The Pinoy counterpart to the Make Poverty History “Click” video is now on the sidebar at bisdak bloggers. Saw it for the first time last night, had to pause the last frame just so I could read the URL—it’s a long URL and it went by much too fast. The actual link to the 57-second video is http://now.abs-cbn.com/ondemand/specials/20050706-poverty.asx
Bodjie Pascua (Kuya Bodjie of Batibot fame) solemnly narrates (each * represents a click):
* * * *
Sa buong mundo *
may batang namamamatay kada tatlong segundo * * *
Dito sa Pilipinas *
ang bilang ng mga kababayan nating nagugutom
ay patuloy na dumarami.
Lahat ng ito ay maaaring iwasan.
Kahirapan … wakasan.
The URL it asks us to go to is Global Call to Action Against Poverty (GCAP), which is a coalition of 13 Filipino organizations with same goal as Live8, “to take action across the world in order to force world leaders to tackle the causes of poverty, and meet even exceed their respective promises on the Millennium Development Goals (MDGs). It also focuses on the underlying factors that create and reinforce poverty, such as unfair trade, a huge debt burden and lack of quality aid.”
While the goals of GCAP are timely, there is something about the ABS-CBN produced video that bothers me. While it is an obvious unabashed rip-off of the “Click” Video, it falls flat in my senses because of two things:
- (1) The “click” loses its impact and actually disappears mid-way through the video.
- (2) As usual, abs-cbn focuses on the personalities rather than the issue.
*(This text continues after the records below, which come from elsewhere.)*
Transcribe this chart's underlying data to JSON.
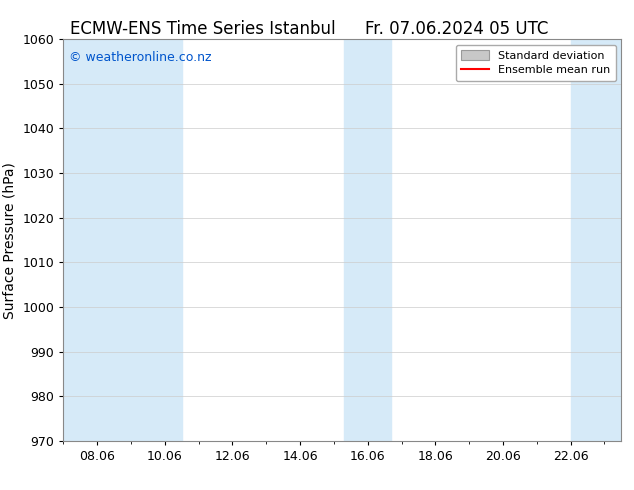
{
  "title_left": "ECMW-ENS Time Series Istanbul",
  "title_right": "Fr. 07.06.2024 05 UTC",
  "ylabel": "Surface Pressure (hPa)",
  "ylim": [
    970,
    1060
  ],
  "yticks": [
    970,
    980,
    990,
    1000,
    1010,
    1020,
    1030,
    1040,
    1050,
    1060
  ],
  "xtick_positions": [
    8,
    10,
    12,
    14,
    16,
    18,
    20,
    22
  ],
  "xtick_labels": [
    "08.06",
    "10.06",
    "12.06",
    "14.06",
    "16.06",
    "18.06",
    "20.06",
    "22.06"
  ],
  "xlim": [
    7.0,
    23.5
  ],
  "watermark": "© weatheronline.co.nz",
  "watermark_color": "#0055cc",
  "shaded_bands": [
    {
      "x_start": 7.0,
      "x_end": 10.5
    },
    {
      "x_start": 15.3,
      "x_end": 16.7
    },
    {
      "x_start": 22.0,
      "x_end": 23.5
    }
  ],
  "shade_color": "#d6eaf8",
  "background_color": "#ffffff",
  "ensemble_mean_color": "#ff0000",
  "std_dev_color": "#c8c8c8",
  "title_fontsize": 12,
  "axis_label_fontsize": 10,
  "tick_fontsize": 9,
  "watermark_fontsize": 9,
  "legend_fontsize": 8
}
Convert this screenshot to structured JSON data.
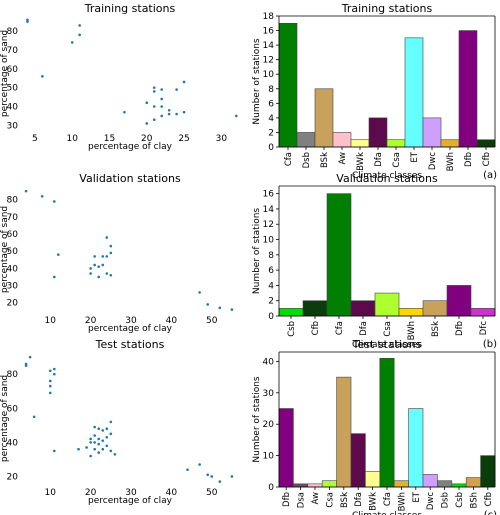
{
  "panel_tags": [
    "(a)",
    "(b)",
    "(c)"
  ],
  "chart_data": [
    {
      "type": "scatter",
      "title": "Training stations",
      "xlabel": "percentage of clay",
      "ylabel": "percentage of sand",
      "xlim": [
        3,
        32.5
      ],
      "ylim": [
        27,
        88
      ],
      "xticks": [
        5,
        10,
        15,
        20,
        25,
        30
      ],
      "yticks": [
        30,
        40,
        50,
        60,
        70,
        80
      ],
      "color": "#1f77b4",
      "points": [
        [
          4,
          86
        ],
        [
          4,
          85
        ],
        [
          6,
          56
        ],
        [
          10,
          74
        ],
        [
          11,
          83
        ],
        [
          11,
          78
        ],
        [
          17,
          37
        ],
        [
          20,
          31
        ],
        [
          20,
          42
        ],
        [
          21,
          40
        ],
        [
          21,
          50
        ],
        [
          21,
          48
        ],
        [
          21,
          33
        ],
        [
          22,
          49
        ],
        [
          22,
          44
        ],
        [
          22,
          40
        ],
        [
          22,
          35
        ],
        [
          23,
          38
        ],
        [
          23,
          36
        ],
        [
          24,
          49
        ],
        [
          24,
          36
        ],
        [
          25,
          53
        ],
        [
          25,
          37
        ],
        [
          32,
          35
        ]
      ]
    },
    {
      "type": "bar",
      "title": "Training stations",
      "xlabel": "Climate classes",
      "ylabel": "Number of stations",
      "ylim": [
        0,
        18
      ],
      "yticks": [
        0,
        2,
        4,
        6,
        8,
        10,
        12,
        14,
        16,
        18
      ],
      "categories": [
        "Cfa",
        "Dsb",
        "BSk",
        "Aw",
        "BWk",
        "Dfa",
        "Csa",
        "ET",
        "Dwc",
        "BWh",
        "Dfb",
        "Cfb"
      ],
      "values": [
        17,
        2,
        8,
        2,
        1,
        4,
        1,
        15,
        4,
        1,
        16,
        1
      ],
      "colors": [
        "#007f00",
        "#808080",
        "#c8a15a",
        "#ffc0cb",
        "#ffff90",
        "#5c0a4c",
        "#adff2f",
        "#66ffff",
        "#cfa0ff",
        "#e0b030",
        "#800080",
        "#0a3d0a"
      ]
    },
    {
      "type": "scatter",
      "title": "Validation stations",
      "xlabel": "percentage of clay",
      "ylabel": "percentage of sand",
      "xlim": [
        2.5,
        57
      ],
      "ylim": [
        14,
        88
      ],
      "xticks": [
        10,
        20,
        30,
        40,
        50
      ],
      "yticks": [
        20,
        30,
        40,
        50,
        60,
        70,
        80
      ],
      "color": "#1f77b4",
      "points": [
        [
          4,
          85
        ],
        [
          8,
          82
        ],
        [
          11,
          79
        ],
        [
          11,
          35
        ],
        [
          12,
          48
        ],
        [
          20,
          37
        ],
        [
          20,
          40
        ],
        [
          21,
          42
        ],
        [
          21,
          47
        ],
        [
          22,
          35
        ],
        [
          22,
          41
        ],
        [
          23,
          42
        ],
        [
          23,
          47
        ],
        [
          24,
          47
        ],
        [
          24,
          37
        ],
        [
          24,
          58
        ],
        [
          25,
          49
        ],
        [
          25,
          53
        ],
        [
          25,
          36
        ],
        [
          47,
          26
        ],
        [
          49,
          19
        ],
        [
          52,
          17
        ],
        [
          55,
          16
        ]
      ]
    },
    {
      "type": "bar",
      "title": "Validation stations",
      "xlabel": "Climate classes",
      "ylabel": "Number of stations",
      "ylim": [
        0,
        17
      ],
      "yticks": [
        0,
        2,
        4,
        6,
        8,
        10,
        12,
        14,
        16
      ],
      "categories": [
        "Csb",
        "Cfb",
        "Cfa",
        "Dfa",
        "Csa",
        "BWh",
        "BSk",
        "Dfb",
        "Dfc"
      ],
      "values": [
        1,
        2,
        16,
        2,
        3,
        1,
        2,
        4,
        1
      ],
      "colors": [
        "#00e000",
        "#0a3d0a",
        "#007f00",
        "#5c0a4c",
        "#adff2f",
        "#ffd700",
        "#c8a15a",
        "#800080",
        "#cc33cc"
      ]
    },
    {
      "type": "scatter",
      "title": "Test stations",
      "xlabel": "percentage of clay",
      "ylabel": "percentage of sand",
      "xlim": [
        2.5,
        57
      ],
      "ylim": [
        15,
        93
      ],
      "xticks": [
        10,
        20,
        30,
        40,
        50
      ],
      "yticks": [
        20,
        40,
        60,
        80
      ],
      "color": "#1f77b4",
      "points": [
        [
          4,
          86
        ],
        [
          4,
          85
        ],
        [
          5,
          90
        ],
        [
          6,
          55
        ],
        [
          10,
          82
        ],
        [
          10,
          76
        ],
        [
          10,
          73
        ],
        [
          10,
          69
        ],
        [
          11,
          83
        ],
        [
          11,
          80
        ],
        [
          11,
          35
        ],
        [
          17,
          36
        ],
        [
          19,
          37
        ],
        [
          20,
          42
        ],
        [
          20,
          40
        ],
        [
          20,
          32
        ],
        [
          21,
          49
        ],
        [
          21,
          44
        ],
        [
          21,
          40
        ],
        [
          21,
          36
        ],
        [
          22,
          48
        ],
        [
          22,
          42
        ],
        [
          22,
          39
        ],
        [
          22,
          34
        ],
        [
          23,
          47
        ],
        [
          23,
          41
        ],
        [
          23,
          36
        ],
        [
          24,
          48
        ],
        [
          24,
          43
        ],
        [
          24,
          38
        ],
        [
          25,
          52
        ],
        [
          25,
          45
        ],
        [
          25,
          35
        ],
        [
          26,
          33
        ],
        [
          44,
          24
        ],
        [
          47,
          27
        ],
        [
          49,
          21
        ],
        [
          50,
          20
        ],
        [
          52,
          17
        ],
        [
          55,
          20
        ]
      ]
    },
    {
      "type": "bar",
      "title": "Test stations",
      "xlabel": "Climate classes",
      "ylabel": "Number of stations",
      "ylim": [
        0,
        43
      ],
      "yticks": [
        0,
        10,
        20,
        30,
        40
      ],
      "categories": [
        "Dfb",
        "Dsa",
        "Aw",
        "Csa",
        "BSk",
        "Dfa",
        "BWk",
        "Cfa",
        "BWh",
        "ET",
        "Dwc",
        "Dsb",
        "Csb",
        "BSh",
        "Cfb"
      ],
      "values": [
        25,
        1,
        1,
        2,
        35,
        17,
        5,
        41,
        2,
        25,
        4,
        2,
        1,
        3,
        10
      ],
      "colors": [
        "#800080",
        "#6b4a6b",
        "#ffc0cb",
        "#adff2f",
        "#c8a15a",
        "#5c0a4c",
        "#ffff90",
        "#007f00",
        "#e0b030",
        "#66ffff",
        "#cfa0ff",
        "#808080",
        "#00e000",
        "#d2a050",
        "#0a3d0a"
      ]
    }
  ]
}
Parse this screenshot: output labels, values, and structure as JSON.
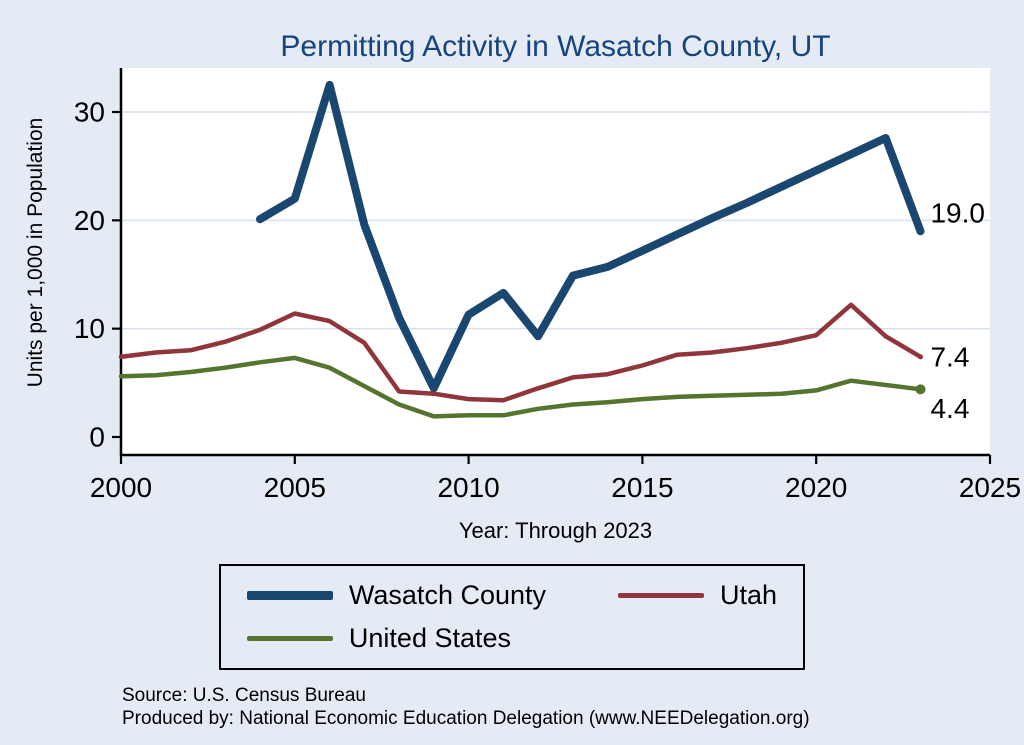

Let’s review Liam Neeson’s narration, this time with the appropriate clicks (*) inserted:
* * * * * A child dies completely unnecessarily * as a result of extreme proverty * every 3 seconds * * * *
There we go *
Thats another one *
Somebody’s daughter *
Somebody’s son *
The thing is * all these deaths are avoidable * * * * * * * * * *
I came away from watching that video with the acute awareness that a child’s life is snuffed out with every step I take as I walk to work, around the house, even as I dance my little girl to sleep. The effect of the “Click” video is so dramatic, to say the least, that after watching it, that click is etched in your mind forever.
Not so the ABS-CBN video. The clicks stop after the third line, when Bodjie calls attention to poverty in the Philippines in particular. At this point this is no longer a “Click” video. It finally admits to being what it really is, which is a showcase of personalities. Why else would it need to have the participants’ names along with the faces? The actors and performers are, to the average tv-viewing Pinoy, well-known faces, and if one watched the news often enough they would recognize the faces of Penny Disimban, Dodong and Princess Nemenzo, Bobby Tañada, Boy Morales. Difficult to identify perhaps would be Edwin Nakpil of Kasama-Pilipinas, but if one were an NGO worker or a dyed-in-the-wool activist, one would, as he would know Liling Briones, Teresita Ang See and Isagani Serrano.
Were the people’s names as subtitles put there as a visual aid for the current events-challenged viewer? Or is it roll-call of socio-economically concerned ABS-CBN contract artists who have bonded with the leader-members of GCAP?
The title of the video itself is what raises my hackles: ABS-CBN vs Poverty. In Cebuano this is what we call “iya-iya, amo-amo” (or as Bol-anons would say “ija-ija, aho aho”). This mentality has always meant a particular “we” rather than the general, all-encompassing “we”.
Show me a video that includes artists from various TV stations and leaders from different political affiliations gather in one spot united towards one common goal and more people might take note. Maybe even myself.